Quade spent her summer discovering where her future as an opera vocalist will take her, performing at two Opera Young Artists programs in California and Texas.
Developing her techniques as a vocalist was just a small part of the training Quade took part in over her summer programs. Sessions ranging from language and diction to blocking and performance masterclasses help to hone in singers’ talents and prepare them for their careers in opera, Quade said.
Quade began her college career with a desire to perform, but had to decide between a musical theater or vocal performance major.
“I knew I enjoyed singing all different kinds of music, not just musical theater,” Quade said.
Now a vocal performance major, she worked closely with associate professor Tracelyn Gesteland to prepare for the audition process for the summer programs.
“We chose the music, made audition videos and created a performance resume,” Gesteland said. “The fact that she was accepted to two programs speaks highly of Bailey’s current abilities and potential for success in the future.”
Quade said she enjoyed her time at both Young Artists programs, but said she pulled more professional experience out of her time in California. Full days starting before 7 a.m. with few breaks made the program rigorous and rewarding.
“The aria nights were my favorite part of the experience,” Quade said. “We all got to dress up in the big dresses or fancy suits and sing.”
The program in Texas lasted a month as the students worked on three different productions. Quade said the workshop wasn’t as challenging but was still fun.
Gesteland said the Young Artist program gives students opportunities outside the classroom where they can glimpse into what a career in opera looks like.
“Young Artist programs can play an important part in enhancing the education that singers receive in university programs and also serve as a bridge to being a young professional,” Gesteland said.

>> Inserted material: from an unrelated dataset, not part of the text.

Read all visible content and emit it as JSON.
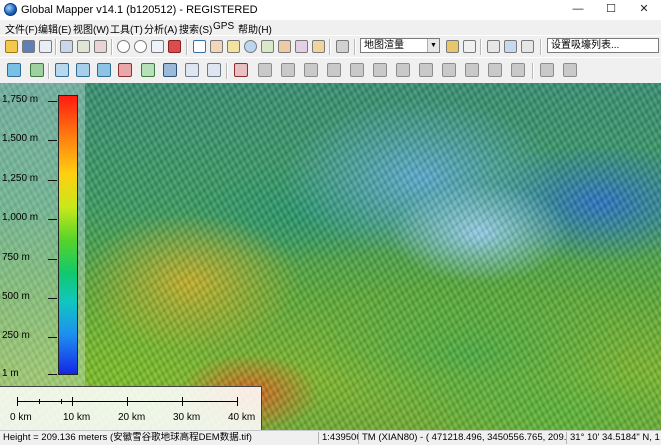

Quade is focusing her last undergraduate year at USD on finding the next step in her career. Since voices do not fully mature until a person’s mid-20s, Quade said
“I don’t really know where I am going, but I know I love opera and I think [opera] is only something a few people can do,” Quade said. “I didn’t think my voice could do the things that it can do now. It was a lot of self-discovery and realizing what I can do with my passion.”